Responding to the answers provided by the patients, high risk group is referred to further diagnostic tests. Patients with moderate or low risk symptoms are not further examined. Similarly, the patients whose risk levels lie somewhere in the middle are asked to take a PEF test. After this test, males who exhale less than 350 liters/minute and females who exhale less than 250 liters/minute of air are referred to further testing.

While observing the results obtained from this tool in a clinical trial, the researchers observed that out of 346 participants with an average age of 63, 52% participants fell in the group requiring PEF test. Similarly, the questionnaire results along with PEF tests showed high sensitivity for both men and women, further validating the test tool’s utility.

What Leads To COPD?

COPD is a progressive respiratory disease which makes it hard for a sufferer to breathe properly. The disease, as it exacerbates, is characterized by chest tightness, coughing with large amounts of mucus, shortness of breath and wheezing.

COPD is caused majorly by tobacco smoking and exposure to lung irritants which may include chemicals, air pollution and dust. As a person inhales this toxic air, they are unknowingly causing serious damage to their lungs. This toxic air crosses through the windpipe into the bronchial tubes of the lungs, leading to the numerous smaller tubes called bronchioles which further branch into alveoli. These tiny air sacs have a network of blood capillaries which run along them for gaseous exchange into and out of the bloodstream.

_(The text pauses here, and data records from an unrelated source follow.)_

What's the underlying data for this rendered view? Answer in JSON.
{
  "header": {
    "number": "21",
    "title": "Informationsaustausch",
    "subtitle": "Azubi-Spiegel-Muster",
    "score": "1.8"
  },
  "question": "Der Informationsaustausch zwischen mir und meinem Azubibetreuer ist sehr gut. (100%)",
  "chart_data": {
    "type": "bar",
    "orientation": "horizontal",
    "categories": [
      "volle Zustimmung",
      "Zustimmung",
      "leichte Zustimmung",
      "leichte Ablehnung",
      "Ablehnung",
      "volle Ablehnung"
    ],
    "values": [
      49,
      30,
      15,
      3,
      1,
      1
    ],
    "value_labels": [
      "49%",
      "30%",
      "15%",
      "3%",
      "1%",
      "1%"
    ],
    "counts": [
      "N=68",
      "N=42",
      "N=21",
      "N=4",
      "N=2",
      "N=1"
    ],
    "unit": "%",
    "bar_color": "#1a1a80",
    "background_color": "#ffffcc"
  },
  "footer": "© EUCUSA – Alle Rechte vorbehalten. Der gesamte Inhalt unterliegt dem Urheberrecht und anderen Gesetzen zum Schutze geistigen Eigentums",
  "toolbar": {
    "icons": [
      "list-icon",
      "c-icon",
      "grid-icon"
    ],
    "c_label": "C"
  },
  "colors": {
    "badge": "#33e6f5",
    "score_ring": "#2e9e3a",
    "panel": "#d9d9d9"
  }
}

Now that a person is persistently exposed to lung irritants for a stretch of years, the quantity of air flowing into the lungs decreases leading towards inefficient gaseous exchange in the lungs. This reduced amount of air flowing into the lungs can be a consequence of one of the many conditions. These conditions include reduced elasticity of the airways and air sacs, wearing out of the air sac walls, inflammation and thickening of walls in the airways and clogging of airways due to increased mucus secretion.

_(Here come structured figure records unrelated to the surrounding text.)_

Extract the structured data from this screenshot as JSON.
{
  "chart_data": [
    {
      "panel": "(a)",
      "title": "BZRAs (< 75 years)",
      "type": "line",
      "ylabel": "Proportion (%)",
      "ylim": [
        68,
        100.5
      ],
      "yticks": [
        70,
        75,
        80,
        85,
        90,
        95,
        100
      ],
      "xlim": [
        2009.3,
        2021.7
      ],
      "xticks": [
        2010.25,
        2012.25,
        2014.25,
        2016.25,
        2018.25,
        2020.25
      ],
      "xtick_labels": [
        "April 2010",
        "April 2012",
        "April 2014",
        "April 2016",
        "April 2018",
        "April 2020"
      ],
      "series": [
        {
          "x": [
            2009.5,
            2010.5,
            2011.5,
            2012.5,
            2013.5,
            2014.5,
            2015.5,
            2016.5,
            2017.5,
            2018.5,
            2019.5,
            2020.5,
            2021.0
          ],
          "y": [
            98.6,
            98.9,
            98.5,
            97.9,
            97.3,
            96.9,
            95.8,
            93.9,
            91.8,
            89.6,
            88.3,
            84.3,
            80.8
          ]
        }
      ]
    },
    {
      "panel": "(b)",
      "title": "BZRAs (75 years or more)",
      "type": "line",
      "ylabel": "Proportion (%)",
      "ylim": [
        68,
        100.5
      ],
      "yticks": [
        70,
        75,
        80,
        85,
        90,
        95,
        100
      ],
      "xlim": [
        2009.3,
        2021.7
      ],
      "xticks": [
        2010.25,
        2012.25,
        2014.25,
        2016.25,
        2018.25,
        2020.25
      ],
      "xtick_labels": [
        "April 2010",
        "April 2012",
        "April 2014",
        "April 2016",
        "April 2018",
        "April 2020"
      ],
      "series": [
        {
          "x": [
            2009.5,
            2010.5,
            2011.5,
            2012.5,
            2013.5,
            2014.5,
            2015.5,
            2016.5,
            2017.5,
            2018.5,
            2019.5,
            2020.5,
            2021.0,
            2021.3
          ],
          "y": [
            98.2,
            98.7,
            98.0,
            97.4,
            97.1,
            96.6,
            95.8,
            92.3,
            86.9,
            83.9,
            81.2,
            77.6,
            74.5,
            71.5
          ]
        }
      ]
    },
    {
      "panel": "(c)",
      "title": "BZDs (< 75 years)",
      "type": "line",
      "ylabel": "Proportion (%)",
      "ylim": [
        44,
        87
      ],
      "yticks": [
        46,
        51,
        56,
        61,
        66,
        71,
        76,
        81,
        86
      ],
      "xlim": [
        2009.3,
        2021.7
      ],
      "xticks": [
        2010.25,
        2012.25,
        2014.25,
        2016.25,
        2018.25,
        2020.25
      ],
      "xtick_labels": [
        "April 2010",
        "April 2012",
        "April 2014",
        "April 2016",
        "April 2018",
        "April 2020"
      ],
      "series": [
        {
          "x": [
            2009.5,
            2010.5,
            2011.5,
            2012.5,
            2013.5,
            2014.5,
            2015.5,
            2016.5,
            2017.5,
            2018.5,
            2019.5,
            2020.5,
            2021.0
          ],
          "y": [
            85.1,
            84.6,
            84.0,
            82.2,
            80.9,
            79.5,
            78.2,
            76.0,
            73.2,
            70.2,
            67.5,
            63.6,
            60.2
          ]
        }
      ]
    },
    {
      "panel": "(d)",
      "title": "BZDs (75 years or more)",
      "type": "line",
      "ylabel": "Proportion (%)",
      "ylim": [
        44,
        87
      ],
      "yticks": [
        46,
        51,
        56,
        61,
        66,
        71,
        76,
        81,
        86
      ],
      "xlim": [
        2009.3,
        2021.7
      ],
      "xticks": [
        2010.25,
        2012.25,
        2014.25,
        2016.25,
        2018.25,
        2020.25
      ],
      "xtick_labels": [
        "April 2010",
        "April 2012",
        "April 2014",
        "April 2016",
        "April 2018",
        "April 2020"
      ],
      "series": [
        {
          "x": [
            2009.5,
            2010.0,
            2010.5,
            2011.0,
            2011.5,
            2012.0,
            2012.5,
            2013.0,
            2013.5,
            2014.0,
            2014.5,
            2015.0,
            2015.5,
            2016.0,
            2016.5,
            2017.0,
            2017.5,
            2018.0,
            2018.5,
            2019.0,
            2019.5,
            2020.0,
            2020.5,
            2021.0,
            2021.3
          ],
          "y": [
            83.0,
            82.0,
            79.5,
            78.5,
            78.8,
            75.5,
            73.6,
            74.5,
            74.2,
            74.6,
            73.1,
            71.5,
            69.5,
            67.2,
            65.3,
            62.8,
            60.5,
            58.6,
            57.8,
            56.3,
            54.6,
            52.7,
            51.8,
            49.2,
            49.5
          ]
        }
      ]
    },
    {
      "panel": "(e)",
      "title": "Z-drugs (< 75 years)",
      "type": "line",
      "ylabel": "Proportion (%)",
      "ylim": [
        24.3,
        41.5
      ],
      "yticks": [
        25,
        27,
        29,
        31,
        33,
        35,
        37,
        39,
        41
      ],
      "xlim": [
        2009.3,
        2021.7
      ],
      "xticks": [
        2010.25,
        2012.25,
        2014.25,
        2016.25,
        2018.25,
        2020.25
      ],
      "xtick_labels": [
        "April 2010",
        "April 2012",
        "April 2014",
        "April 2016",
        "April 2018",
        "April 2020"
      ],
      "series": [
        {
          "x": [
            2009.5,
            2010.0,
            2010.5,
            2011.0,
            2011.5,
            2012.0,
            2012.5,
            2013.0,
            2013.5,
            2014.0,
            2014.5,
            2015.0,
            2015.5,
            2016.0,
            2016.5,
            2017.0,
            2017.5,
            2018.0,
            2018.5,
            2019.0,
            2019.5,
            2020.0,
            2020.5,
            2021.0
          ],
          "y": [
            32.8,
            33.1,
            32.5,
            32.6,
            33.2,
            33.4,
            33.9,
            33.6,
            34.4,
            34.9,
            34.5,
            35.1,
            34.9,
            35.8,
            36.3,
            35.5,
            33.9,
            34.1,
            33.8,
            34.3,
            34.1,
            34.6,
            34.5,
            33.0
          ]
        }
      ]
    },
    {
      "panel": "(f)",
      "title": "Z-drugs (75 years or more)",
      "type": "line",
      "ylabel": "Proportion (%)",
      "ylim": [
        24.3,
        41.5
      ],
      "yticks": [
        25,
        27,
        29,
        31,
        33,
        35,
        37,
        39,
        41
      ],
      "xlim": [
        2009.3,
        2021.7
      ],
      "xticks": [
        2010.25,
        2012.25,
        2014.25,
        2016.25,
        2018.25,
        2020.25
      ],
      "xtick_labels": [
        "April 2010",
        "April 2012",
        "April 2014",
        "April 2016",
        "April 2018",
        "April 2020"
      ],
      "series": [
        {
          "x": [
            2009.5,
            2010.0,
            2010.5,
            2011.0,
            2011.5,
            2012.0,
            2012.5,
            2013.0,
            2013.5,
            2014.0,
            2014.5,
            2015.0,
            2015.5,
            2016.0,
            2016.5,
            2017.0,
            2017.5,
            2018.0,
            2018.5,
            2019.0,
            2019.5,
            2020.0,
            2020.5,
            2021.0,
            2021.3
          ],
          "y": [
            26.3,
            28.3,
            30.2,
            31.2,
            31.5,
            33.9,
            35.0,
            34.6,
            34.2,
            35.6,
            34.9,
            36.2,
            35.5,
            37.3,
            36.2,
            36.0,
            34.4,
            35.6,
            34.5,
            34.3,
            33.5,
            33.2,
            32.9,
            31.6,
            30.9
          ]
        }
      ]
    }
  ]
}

In the US, emphysema and chronic bronchitis are the most common causes of CODP, which are marked by damaged air sac walls and inflamed airway lining, respectively.

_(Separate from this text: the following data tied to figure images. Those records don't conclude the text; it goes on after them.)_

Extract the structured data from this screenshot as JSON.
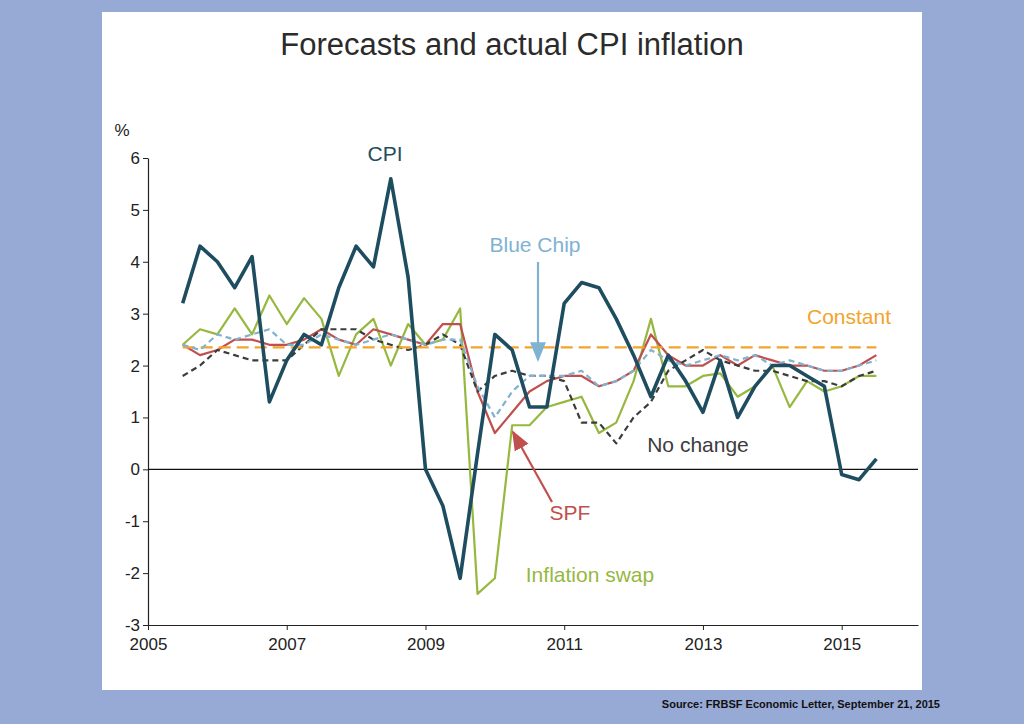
{
  "chart_data": {
    "type": "line",
    "title": "Forecasts and actual CPI inflation",
    "ylabel": "%",
    "source": "Source: FRBSF Economic Letter, September 21, 2015",
    "x": [
      2005.5,
      2005.75,
      2006.0,
      2006.25,
      2006.5,
      2006.75,
      2007.0,
      2007.25,
      2007.5,
      2007.75,
      2008.0,
      2008.25,
      2008.5,
      2008.75,
      2009.0,
      2009.25,
      2009.5,
      2009.75,
      2010.0,
      2010.25,
      2010.5,
      2010.75,
      2011.0,
      2011.25,
      2011.5,
      2011.75,
      2012.0,
      2012.25,
      2012.5,
      2012.75,
      2013.0,
      2013.25,
      2013.5,
      2013.75,
      2014.0,
      2014.25,
      2014.5,
      2014.75,
      2015.0,
      2015.25,
      2015.5
    ],
    "xlim": [
      2005,
      2016.1
    ],
    "xticks": [
      2005,
      2007,
      2009,
      2011,
      2013,
      2015
    ],
    "ylim": [
      -3,
      6
    ],
    "yticks": [
      -3,
      -2,
      -1,
      0,
      1,
      2,
      3,
      4,
      5,
      6
    ],
    "grid": false,
    "series": [
      {
        "name": "CPI",
        "color": "#1e4d5f",
        "line_style": "solid",
        "values": [
          3.2,
          4.3,
          4.0,
          3.5,
          4.1,
          1.3,
          2.1,
          2.6,
          2.4,
          3.5,
          4.3,
          3.9,
          5.6,
          3.7,
          0.0,
          -0.7,
          -2.1,
          0.3,
          2.6,
          2.3,
          1.2,
          1.2,
          3.2,
          3.6,
          3.5,
          2.9,
          2.2,
          1.4,
          2.2,
          1.7,
          1.1,
          2.1,
          1.0,
          1.6,
          2.0,
          2.0,
          1.8,
          1.6,
          -0.1,
          -0.2,
          0.2
        ]
      },
      {
        "name": "Blue Chip",
        "color": "#80b2d2",
        "line_style": "dashed",
        "values": [
          2.4,
          2.3,
          2.6,
          2.5,
          2.6,
          2.7,
          2.4,
          2.4,
          2.6,
          2.5,
          2.4,
          2.5,
          2.6,
          2.5,
          2.4,
          2.5,
          2.5,
          1.6,
          1.0,
          1.5,
          1.8,
          1.8,
          1.8,
          1.9,
          1.6,
          1.7,
          1.9,
          2.3,
          2.1,
          2.0,
          2.1,
          2.2,
          2.1,
          2.2,
          2.0,
          2.1,
          2.0,
          1.9,
          1.9,
          2.0,
          2.1
        ]
      },
      {
        "name": "Constant",
        "color": "#f2a42c",
        "line_style": "dashed",
        "values": [
          2.35,
          2.35,
          2.35,
          2.35,
          2.35,
          2.35,
          2.35,
          2.35,
          2.35,
          2.35,
          2.35,
          2.35,
          2.35,
          2.35,
          2.35,
          2.35,
          2.35,
          2.35,
          2.35,
          2.35,
          2.35,
          2.35,
          2.35,
          2.35,
          2.35,
          2.35,
          2.35,
          2.35,
          2.35,
          2.35,
          2.35,
          2.35,
          2.35,
          2.35,
          2.35,
          2.35,
          2.35,
          2.35,
          2.35,
          2.35,
          2.35
        ]
      },
      {
        "name": "No change",
        "color": "#3c3c3c",
        "line_style": "dashed",
        "values": [
          1.8,
          2.0,
          2.3,
          2.2,
          2.1,
          2.1,
          2.1,
          2.4,
          2.7,
          2.7,
          2.7,
          2.5,
          2.4,
          2.3,
          2.4,
          2.6,
          2.4,
          1.5,
          1.8,
          1.9,
          1.8,
          1.8,
          1.7,
          0.9,
          0.9,
          0.5,
          1.0,
          1.3,
          1.9,
          2.1,
          2.3,
          2.1,
          2.0,
          1.9,
          1.9,
          1.8,
          1.7,
          1.7,
          1.6,
          1.8,
          1.9
        ]
      },
      {
        "name": "SPF",
        "color": "#c0504d",
        "line_style": "solid",
        "values": [
          2.4,
          2.2,
          2.3,
          2.5,
          2.5,
          2.4,
          2.4,
          2.5,
          2.7,
          2.5,
          2.4,
          2.7,
          2.6,
          2.5,
          2.4,
          2.8,
          2.8,
          1.5,
          0.7,
          1.1,
          1.5,
          1.7,
          1.8,
          1.8,
          1.6,
          1.7,
          1.9,
          2.6,
          2.2,
          2.0,
          2.0,
          2.2,
          2.0,
          2.2,
          2.1,
          2.0,
          2.0,
          1.9,
          1.9,
          2.0,
          2.2
        ]
      },
      {
        "name": "Inflation swap",
        "color": "#96b83f",
        "line_style": "solid",
        "values": [
          2.4,
          2.7,
          2.6,
          3.1,
          2.6,
          3.35,
          2.8,
          3.3,
          2.9,
          1.8,
          2.6,
          2.9,
          2.0,
          2.8,
          2.4,
          2.5,
          3.1,
          -2.4,
          -2.1,
          0.85,
          0.85,
          1.2,
          1.3,
          1.4,
          0.7,
          0.9,
          1.7,
          2.9,
          1.6,
          1.6,
          1.8,
          1.85,
          1.4,
          1.6,
          2.0,
          1.2,
          1.7,
          1.5,
          1.6,
          1.8,
          1.8
        ]
      }
    ]
  }
}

Progressing gradually, the disease often goes undiagnosed which upon aggravating can hamper routine activities like commuting, cooking and even looking after yourself independently.

What makes it worse is that it currently has no cure and clinicians do not know if the damage cause can be reversed. Currently, lifestyle modification is the only way of slowing down the disease progress, once diagnosed.

Currently, the US Preventive Services Task Force recommends against the screening of COPD using spirometry. From the evidence, the task force concluded that diagnosis and early treatment for COPD has no significant benefit on preventing the disease. It was further added that the cost and time spent on these tests would outweigh the benefits, if any present. Additionally, it will lead to over-diagnosis of the disease and giving false positive results in healthy adults.

However, with the surfacing of this study, we may see some revisions to the US Preventive Services Task Force recommendations in future and better COPD diagnosis at early stage.